I
-Será mi fiesta de
despedida.
-¿Despedida de qué, tía Bienvenida?
-De la sociedad, de la vida.
-No pensarás suicidarte...
-¿Suicidarme? ¿A qué gastar en veneno, o en
pólvora? A mi edad, la muerte viene de balde.
La Tía Bienvenida había llegado a la
conclusión de que había ya vivido lo suficiente. Los años le pesaban; sus
relaciones con la sociedad de aquella villa habitada por gente de alto copete,
habían raleado. Sus viejos amigos, o habían muerto, o se hallaban impedidos. Estaban
también los que habían cortado relaciones a causa de lo intratable que en
ocasiones y con cierta gente que no era de su agrado, mi bendita tía se
mostraba.
-Me gastaré unos cuantos doblones en un
banquete y fiesta. No te amurries, sobrino, no quedarás en la estacada: Tengo
resto.
Referíase doña Bienvenida, viuda y sin
hijos, a que yo estaba designado por ella su heredero universal en un
testamento ológrafo.
-Habrá viandas y bebida de calidad, y una
orquesta.
Se puso, sin más, a disponer lo necesario
para aquel festín con que, según decía, la anciana dama se quería despedir del
mundo.
II
Me encomendó encargar la impresión de las tarjetas de
convite; contraté la tarea con la mejor imprenta del lugar: se emplearía papel de
culebrilla ahuesado, y se utilizaría letra cortesana de molde. Ella firmaría al
pie con su letra bastarda clara, firme aún, de caracteres añejos propios de
alumna de colegio de ursulinas. Se enviarían a las principales familias de la
villa, dignidades eclesiásticas, figuras políticas. Con todos ella había tenido
trato en épocas de mayor lustre de su casa; desde hacía unos años, al paso que
la edad la había ido agobiando, esas relaciones se habían enfriado y reducido a
la mínima expresión.
Se compraron bebidas de marca; se contrató
en la mejor cocina de la comarca la provisión de las viandas. La pobre había
dado un valiente pellizco a su bolsa.
III
Arribó el gran día. En
la casona ancestral, antañona y de una moderada elegancia, todo estaba apercibido:
las mesas, las viandas, las bebidas, los mozos y lacayos, las luminarias, la
orquesta.
Llegó la hora. Pero, ¡cosa extraña!, hasta
ese momento ningún convidado se había presentado en el lugar. ¿Era posible que
todos fuesen impuntuales? La cosa se fue agravando: Media hora después
continuaba sin llegar nadie, y al cumplirse la hora de espera, la situación no
había variado. Era, sin duda, un caso raro. ¡Ni siquiera el envío de alguna
excusa, la alegación de un impedimento, de un imprevisto por parte de alguien
que, al no poder, o no querer asistir, quería, por lo menos, no quedar mal!

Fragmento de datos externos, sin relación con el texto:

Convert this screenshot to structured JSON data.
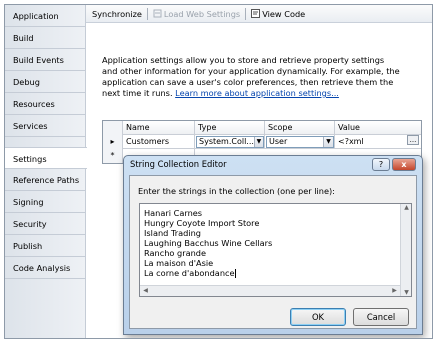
{
  "sidebar": {
    "tabs": [
      {
        "label": "Application"
      },
      {
        "label": "Build"
      },
      {
        "label": "Build Events"
      },
      {
        "label": "Debug"
      },
      {
        "label": "Resources"
      },
      {
        "label": "Services"
      },
      {
        "label": "Settings",
        "active": true
      },
      {
        "label": "Reference Paths"
      },
      {
        "label": "Signing"
      },
      {
        "label": "Security"
      },
      {
        "label": "Publish"
      },
      {
        "label": "Code Analysis"
      }
    ]
  },
  "toolbar": {
    "synchronize": "Synchronize",
    "load_web_settings": "Load Web Settings",
    "view_code": "View Code"
  },
  "description": {
    "text": "Application settings allow you to store and retrieve property settings and other information for your application dynamically. For example, the application can save a user's color preferences, then retrieve them the next time it runs. ",
    "link": "Learn more about application settings..."
  },
  "grid": {
    "headers": [
      "Name",
      "Type",
      "Scope",
      "Value"
    ],
    "row": {
      "name": "Customers",
      "type": "System.Coll...",
      "scope": "User",
      "value": "<?xml"
    },
    "new_row_marker": "*"
  },
  "dialog": {
    "title": "String Collection Editor",
    "help": "?",
    "close": "x",
    "prompt": "Enter the strings in the collection (one per line):",
    "lines": [
      "Hanari Carnes",
      "Hungry Coyote Import Store",
      "Island Trading",
      "Laughing Bacchus Wine Cellars",
      "Rancho grande",
      "La maison d'Asie",
      "La corne d'abondance"
    ],
    "ok": "OK",
    "cancel": "Cancel"
  }
}
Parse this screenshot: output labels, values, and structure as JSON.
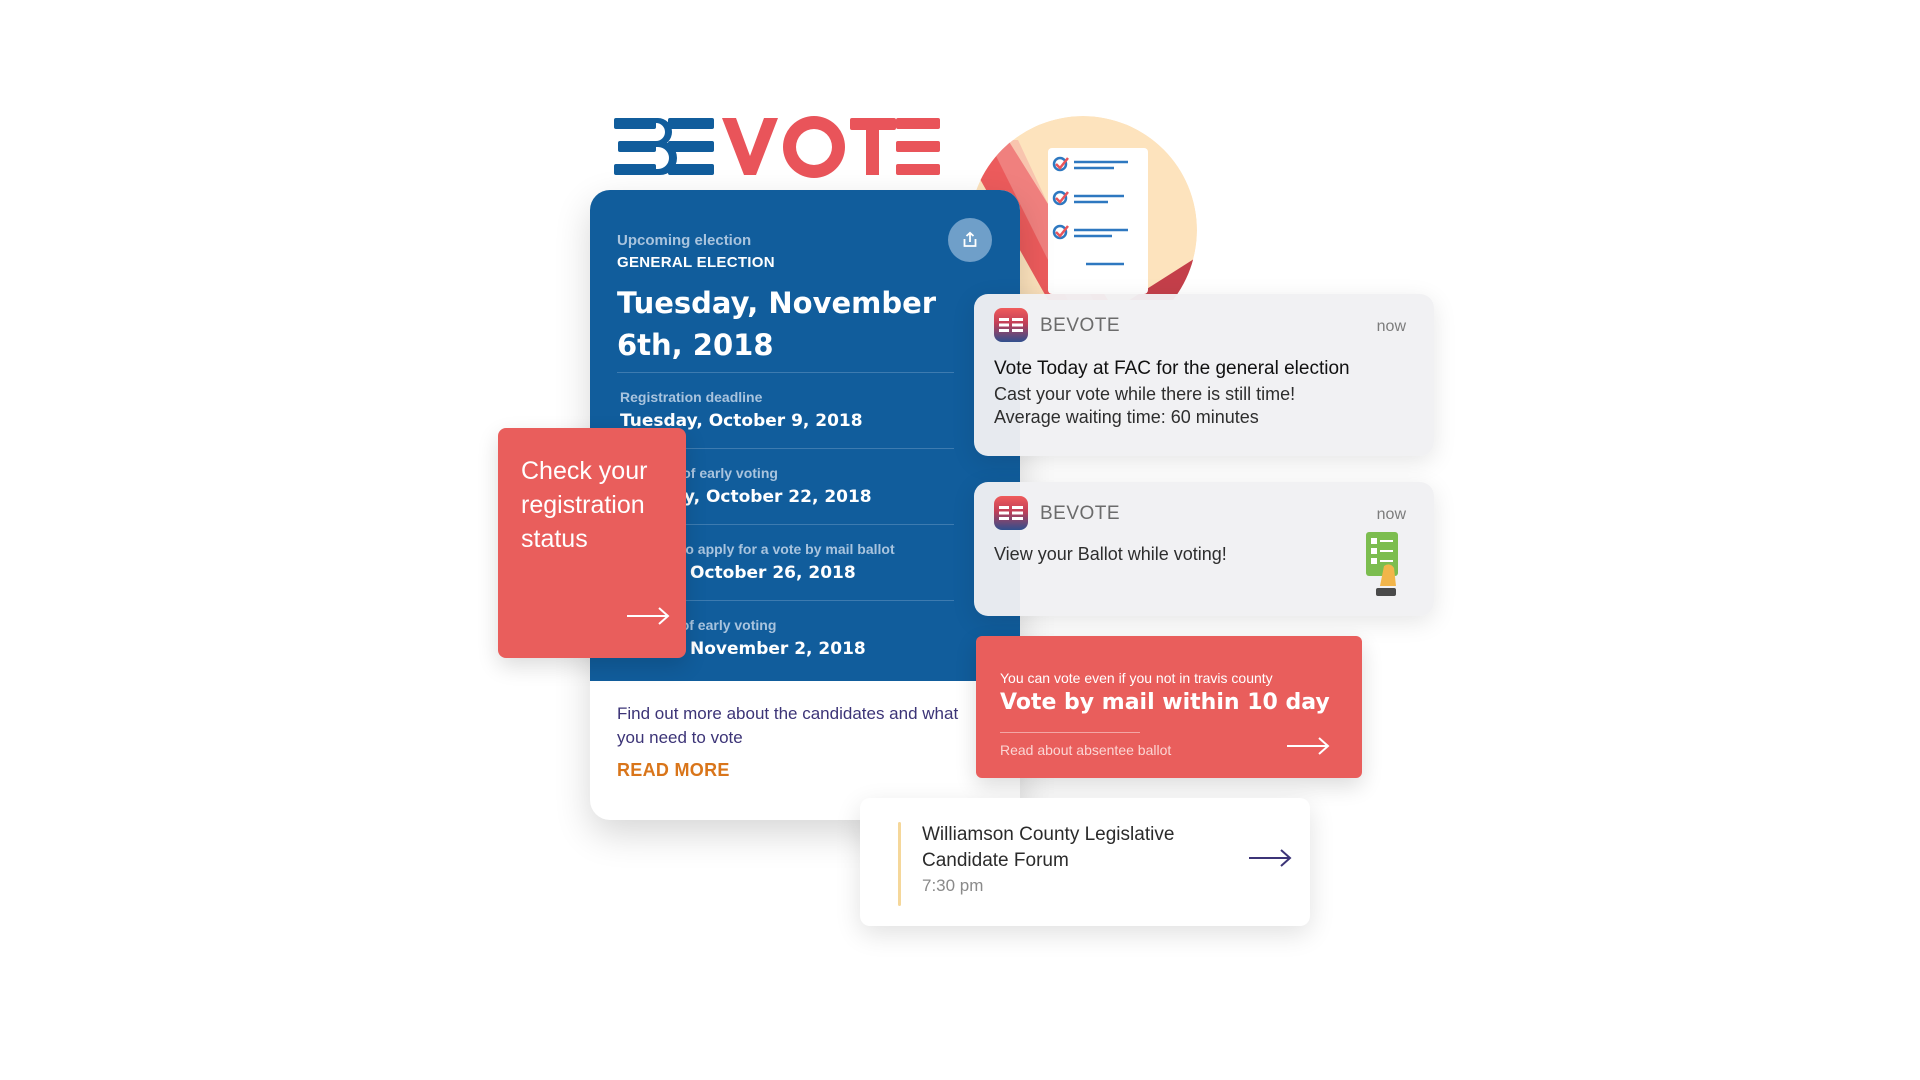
{
  "brand": {
    "logo_text": "BEVOTE"
  },
  "election_card": {
    "eyebrow": "Upcoming election",
    "election_type": "GENERAL ELECTION",
    "date": "Tuesday, November 6th, 2018",
    "deadlines": [
      {
        "label": "Registration deadline",
        "value": "Tuesday, October 9, 2018"
      },
      {
        "label": "First day of early voting",
        "value": "Monday, October 22, 2018"
      },
      {
        "label": "Last day to apply for a vote by mail ballot",
        "value": "Friday, October 26, 2018"
      },
      {
        "label": "Last day of early voting",
        "value": "Friday, November 2, 2018"
      }
    ],
    "info_text": "Find out more about the candidates and what you need to vote",
    "read_more": "READ MORE"
  },
  "registration_card": {
    "text": "Check your registration status"
  },
  "notifications": [
    {
      "app_name": "BEVOTE",
      "time": "now",
      "title": "Vote Today at FAC for the general election",
      "lines": [
        "Cast your vote while there is still time!",
        "Average waiting time: 60 minutes"
      ]
    },
    {
      "app_name": "BEVOTE",
      "time": "now",
      "title": "",
      "lines": [
        "View your Ballot while voting!"
      ]
    }
  ],
  "mail_card": {
    "subtitle": "You can vote even if you not in travis county",
    "title": "Vote by mail within 10 day",
    "link": "Read about absentee ballot"
  },
  "event_card": {
    "title": "Williamson County Legislative Candidate Forum",
    "time": "7:30 pm"
  },
  "colors": {
    "brand_blue": "#115d9c",
    "brand_red": "#e95e5c",
    "read_more_orange": "#d9751a",
    "text_purple": "#3c3477"
  }
}
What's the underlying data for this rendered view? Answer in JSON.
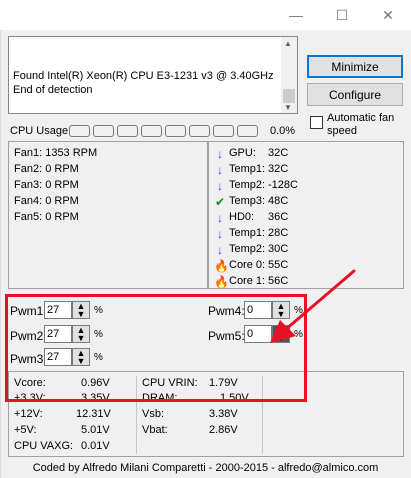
{
  "window": {
    "minimize_glyph": "—",
    "maximize_glyph": "☐",
    "close_glyph": "✕"
  },
  "log": {
    "lines": [
      "Found Intel(R) Xeon(R) CPU E3-1231 v3 @ 3.40GHz",
      "End of detection"
    ]
  },
  "buttons": {
    "minimize": "Minimize",
    "configure": "Configure"
  },
  "auto_fan": {
    "label": "Automatic fan speed",
    "checked": false
  },
  "cpu_usage": {
    "label": "CPU Usage",
    "value": "0.0%"
  },
  "fans": [
    {
      "label": "Fan1:",
      "value": "1353 RPM"
    },
    {
      "label": "Fan2:",
      "value": "0 RPM"
    },
    {
      "label": "Fan3:",
      "value": "0 RPM"
    },
    {
      "label": "Fan4:",
      "value": "0 RPM"
    },
    {
      "label": "Fan5:",
      "value": "0 RPM"
    }
  ],
  "temps": [
    {
      "icon": "down-arrow-icon",
      "label": "GPU:",
      "value": "32C"
    },
    {
      "icon": "down-arrow-icon",
      "label": "Temp1:",
      "value": "32C"
    },
    {
      "icon": "down-arrow-icon",
      "label": "Temp2:",
      "value": "-128C"
    },
    {
      "icon": "checkmark-icon",
      "label": "Temp3:",
      "value": "48C"
    },
    {
      "icon": "down-arrow-icon",
      "label": "HD0:",
      "value": "36C"
    },
    {
      "icon": "down-arrow-icon",
      "label": "Temp1:",
      "value": "28C"
    },
    {
      "icon": "down-arrow-icon",
      "label": "Temp2:",
      "value": "30C"
    },
    {
      "icon": "flame-icon",
      "label": "Core 0:",
      "value": "55C"
    },
    {
      "icon": "flame-icon",
      "label": "Core 1:",
      "value": "56C"
    }
  ],
  "pwm": [
    {
      "label": "Pwm1:",
      "value": "27",
      "unit": "%"
    },
    {
      "label": "Pwm2:",
      "value": "27",
      "unit": "%"
    },
    {
      "label": "Pwm3:",
      "value": "27",
      "unit": "%"
    },
    {
      "label": "Pwm4:",
      "value": "0",
      "unit": "%"
    },
    {
      "label": "Pwm5:",
      "value": "0",
      "unit": "%"
    }
  ],
  "voltages_left": [
    {
      "label": "Vcore:",
      "value": "0.96V"
    },
    {
      "label": "+3.3V:",
      "value": "3.35V"
    },
    {
      "label": "+12V:",
      "value": "12.31V"
    },
    {
      "label": "+5V:",
      "value": "5.01V"
    },
    {
      "label": "CPU VAXG:",
      "value": "0.01V"
    }
  ],
  "voltages_right": [
    {
      "label": "CPU VRIN:",
      "value": "1.79V"
    },
    {
      "label": "DRAM:",
      "value": "1.50V"
    },
    {
      "label": "Vsb:",
      "value": "3.38V"
    },
    {
      "label": "Vbat:",
      "value": "2.86V"
    }
  ],
  "footer": "Coded by Alfredo Milani Comparetti - 2000-2015 - alfredo@almico.com",
  "colors": {
    "highlight": "#e81123",
    "arrow_blue": "#1f4fbf",
    "check_green": "#1a8a1a",
    "flame": "#e8590c"
  }
}
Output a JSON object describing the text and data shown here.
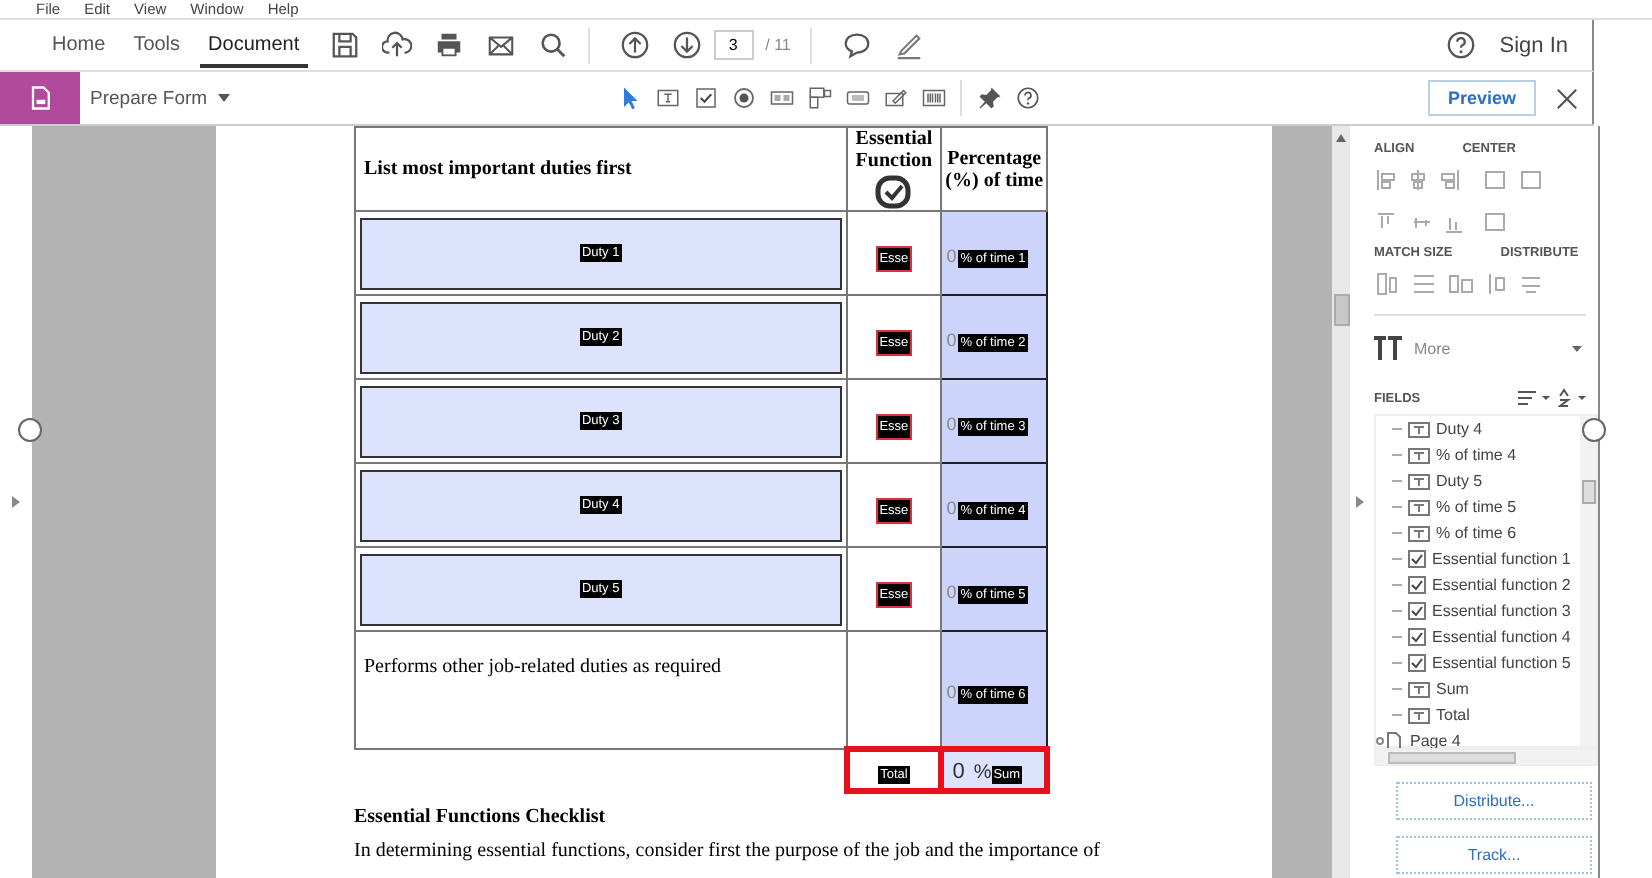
{
  "menu": [
    "File",
    "Edit",
    "View",
    "Window",
    "Help"
  ],
  "tabs": [
    {
      "label": "Home",
      "selected": false
    },
    {
      "label": "Tools",
      "selected": false
    },
    {
      "label": "Document",
      "selected": true
    }
  ],
  "page_nav": {
    "current": "3",
    "total": "/ 11"
  },
  "sign_in": "Sign In",
  "tool_name": "Prepare Form",
  "preview": "Preview",
  "table": {
    "columns": [
      "List most important duties first",
      "Essential Function",
      "Percentage (%) of time"
    ],
    "rows": [
      {
        "kind": "field",
        "duty": "Duty 1",
        "check": "Esse",
        "placeholder": "0",
        "percent": "% of time 1"
      },
      {
        "kind": "field",
        "duty": "Duty 2",
        "check": "Esse",
        "placeholder": "0",
        "percent": "% of time 2"
      },
      {
        "kind": "field",
        "duty": "Duty 3",
        "check": "Esse",
        "placeholder": "0",
        "percent": "% of time 3"
      },
      {
        "kind": "field",
        "duty": "Duty 4",
        "check": "Esse",
        "placeholder": "0",
        "percent": "% of time 4"
      },
      {
        "kind": "field",
        "duty": "Duty 5",
        "check": "Esse",
        "placeholder": "0",
        "percent": "% of time 5"
      },
      {
        "kind": "text",
        "duty": "Performs other job-related duties as required",
        "placeholder": "0",
        "percent": "% of time 6"
      }
    ],
    "total": {
      "label": "Total",
      "value": "0",
      "unit": "%",
      "field": "Sum"
    }
  },
  "section_title": "Essential Functions Checklist",
  "paragraph": "In determining essential functions, consider first the purpose of the job and the importance of",
  "panel": {
    "align": "ALIGN",
    "center": "CENTER",
    "match_size": "MATCH SIZE",
    "distribute": "DISTRIBUTE",
    "more": "More",
    "fields_title": "FIELDS",
    "fields": [
      {
        "kind": "text",
        "label": "Duty 4"
      },
      {
        "kind": "text",
        "label": "% of time 4"
      },
      {
        "kind": "text",
        "label": "Duty 5"
      },
      {
        "kind": "text",
        "label": "% of time 5"
      },
      {
        "kind": "text",
        "label": "% of time 6"
      },
      {
        "kind": "checkbox",
        "label": "Essential function 1"
      },
      {
        "kind": "checkbox",
        "label": "Essential function 2"
      },
      {
        "kind": "checkbox",
        "label": "Essential function 3"
      },
      {
        "kind": "checkbox",
        "label": "Essential function 4"
      },
      {
        "kind": "checkbox",
        "label": "Essential function 5"
      },
      {
        "kind": "text",
        "label": "Sum"
      },
      {
        "kind": "text",
        "label": "Total"
      }
    ],
    "page_node": "Page 4",
    "buttons": [
      "Distribute...",
      "Track..."
    ]
  }
}
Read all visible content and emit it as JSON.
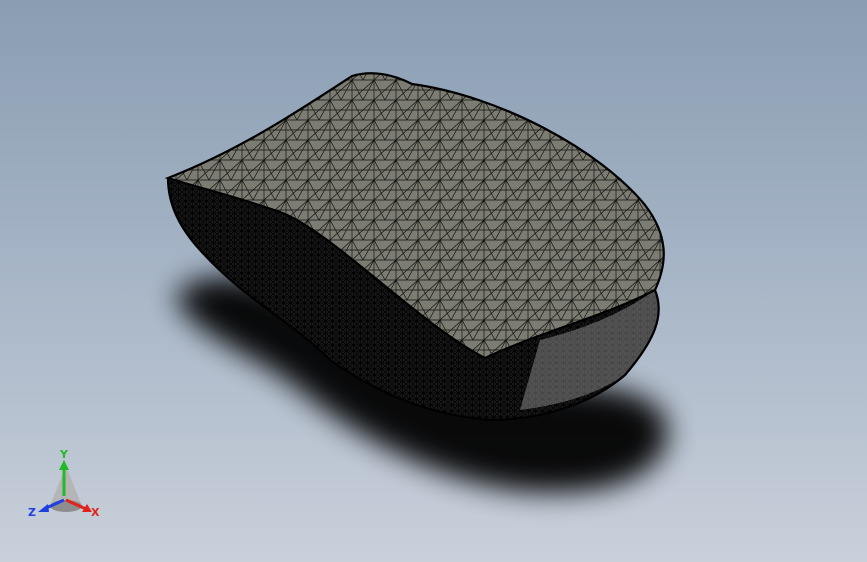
{
  "viewport": {
    "background_top": "#8a9db2",
    "background_bottom": "#c9d0da"
  },
  "model": {
    "display_mode": "mesh-wireframe-shaded",
    "face_color": "#7c7c73",
    "edge_color": "#000000",
    "shadow_color": "#000000"
  },
  "triad": {
    "x_label": "X",
    "y_label": "Y",
    "z_label": "Z",
    "x_color": "#e0241b",
    "y_color": "#22b92a",
    "z_color": "#1f3fe0"
  }
}
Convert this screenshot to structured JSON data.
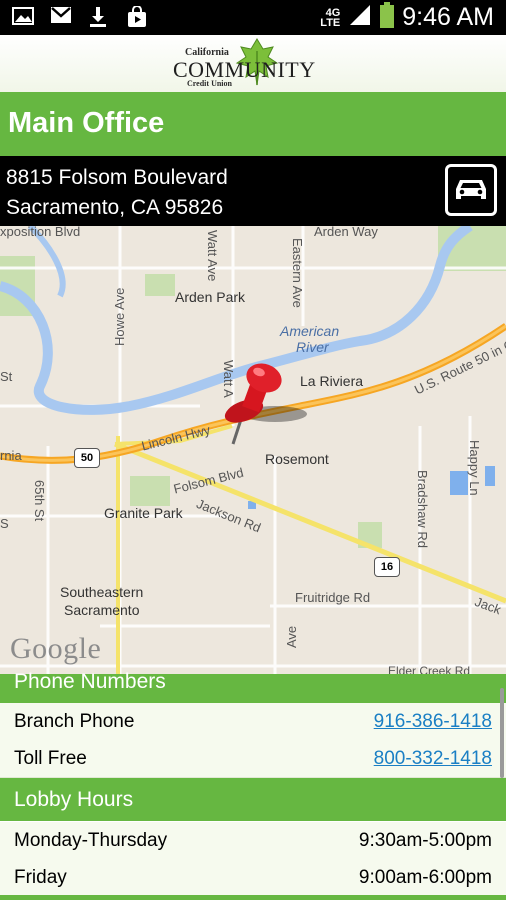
{
  "status_bar": {
    "time": "9:46 AM",
    "network": "4G",
    "network_sub": "LTE",
    "icons": [
      "gallery-icon",
      "gmail-icon",
      "download-icon",
      "shopping-bag-icon",
      "signal-icon",
      "battery-icon"
    ]
  },
  "logo": {
    "line1": "California",
    "line2": "COMMUNITY",
    "line3": "Credit Union"
  },
  "header": {
    "title": "Main Office"
  },
  "address": {
    "line1": "8815 Folsom Boulevard",
    "line2": "Sacramento, CA 95826",
    "directions_icon": "car-icon"
  },
  "map": {
    "labels": {
      "exposition": "xposition Blvd",
      "arden_way": "Arden Way",
      "watt_ave": "Watt Ave",
      "eastern_ave": "Eastern Ave",
      "arden_park": "Arden Park",
      "american_river": "American",
      "american_river2": "River",
      "st_left": "St",
      "howe_ave": "Howe Ave",
      "watt_ave2": "Watt A",
      "la_riviera": "La Riviera",
      "us50": "U.S. Route 50 in C",
      "lincoln_hwy": "Lincoln Hwy",
      "rnia": "rnia",
      "shield_50": "50",
      "rosemont": "Rosemont",
      "folsom_blvd": "Folsom Blvd",
      "happy_ln": "Happy Ln",
      "st_65": "65th St",
      "granite_park": "Granite Park",
      "jackson_rd": "Jackson Rd",
      "bradshaw_rd": "Bradshaw Rd",
      "s_left": "S",
      "shield_16": "16",
      "fruitridge": "Fruitridge Rd",
      "jack": "Jack",
      "se_sac1": "Southeastern",
      "se_sac2": "Sacramento",
      "ave_bottom": "Ave",
      "elder_creek": "Elder Creek Rd",
      "google": "Google"
    },
    "colors": {
      "land": "#ede7dd",
      "water": "#a8c8f0",
      "highway": "#f6a623",
      "road_yellow": "#f5e36a",
      "park": "#c9dfb0"
    }
  },
  "phone_section": {
    "heading": "Phone Numbers",
    "rows": [
      {
        "label": "Branch Phone",
        "value": "916-386-1418"
      },
      {
        "label": "Toll Free",
        "value": "800-332-1418"
      }
    ]
  },
  "hours_section": {
    "heading": "Lobby Hours",
    "rows": [
      {
        "label": "Monday-Thursday",
        "value": "9:30am-5:00pm"
      },
      {
        "label": "Friday",
        "value": "9:00am-6:00pm"
      }
    ]
  },
  "colors": {
    "brand_green": "#66b741",
    "link_blue": "#1a7fc4"
  }
}
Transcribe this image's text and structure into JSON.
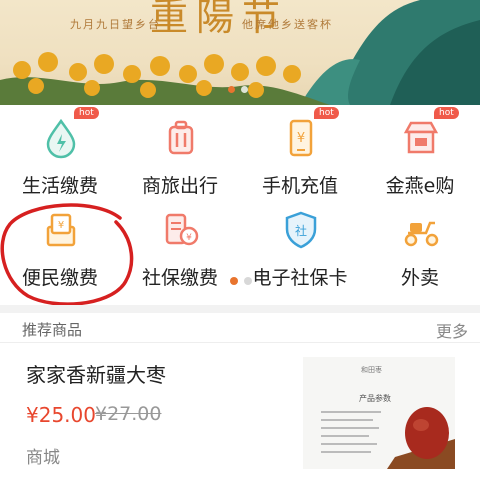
{
  "banner": {
    "title": "重陽节",
    "subtitle_left": "九月九日望乡台",
    "subtitle_right": "他席他乡送客杯"
  },
  "services": [
    {
      "label": "生活缴费",
      "icon": "water-drop-icon",
      "hot": true
    },
    {
      "label": "商旅出行",
      "icon": "suitcase-icon",
      "hot": false
    },
    {
      "label": "手机充值",
      "icon": "phone-icon",
      "hot": true
    },
    {
      "label": "金燕e购",
      "icon": "shop-icon",
      "hot": true
    },
    {
      "label": "便民缴费",
      "icon": "bill-icon",
      "hot": false
    },
    {
      "label": "社保缴费",
      "icon": "card-icon",
      "hot": false
    },
    {
      "label": "电子社保卡",
      "icon": "shield-icon",
      "hot": false
    },
    {
      "label": "外卖",
      "icon": "scooter-icon",
      "hot": false
    }
  ],
  "hot_badge": "hot",
  "recommend": {
    "title": "推荐商品",
    "more": "更多"
  },
  "product": {
    "name": "家家香新疆大枣",
    "price": "¥25.00",
    "old_price": "¥27.00",
    "shop": "商城",
    "thumb_title": "产品参数",
    "thumb_brand": "和田枣"
  },
  "colors": {
    "accent": "#e8742e",
    "price": "#e8472e",
    "annotation": "#d62020"
  }
}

No se presentó nadie; nadie se excusó. Mi
tía estaba desolada. La hora del convite había sido fijada para las ocho de la
noche; a las doce mi tía dio por concluido el no celebrado festín. ¿Era posible
semejante desaire? ¿Que la sociedad de la comarca en pleno le demostrase así su
desprecio? ¿Que ni siquiera una persona hubiese asistido, que ni una siquiera
se hubiese excusado? Repartió lo que pudo de vituallas y licores; su parte
tuvieron criados y músicos. Lo sobrante lo mandaría al día siguiente al
orfanato y al asilo de ancianos.¡Cuánto gasto para nada! Se despidió de mí, y
me fui a mi casa. A Emerenciana, la criada que vivía con ella y la atendía, le
dio licencia para que se recogiese.
Candil en mano, melancólica y contrariada,
comenzó a subir la escalera que la llevaba a su alcoba. Entró en ella; extendió
el candilero, colgó del garfio el candil de tres luces, y se dispuso a
despojarse para acostarse. Al abrir un cajón de la cómoda, descubrió, cuidadosamente
apiladas, todas las invitaciones: ¡Se había olvidado de enviarlas!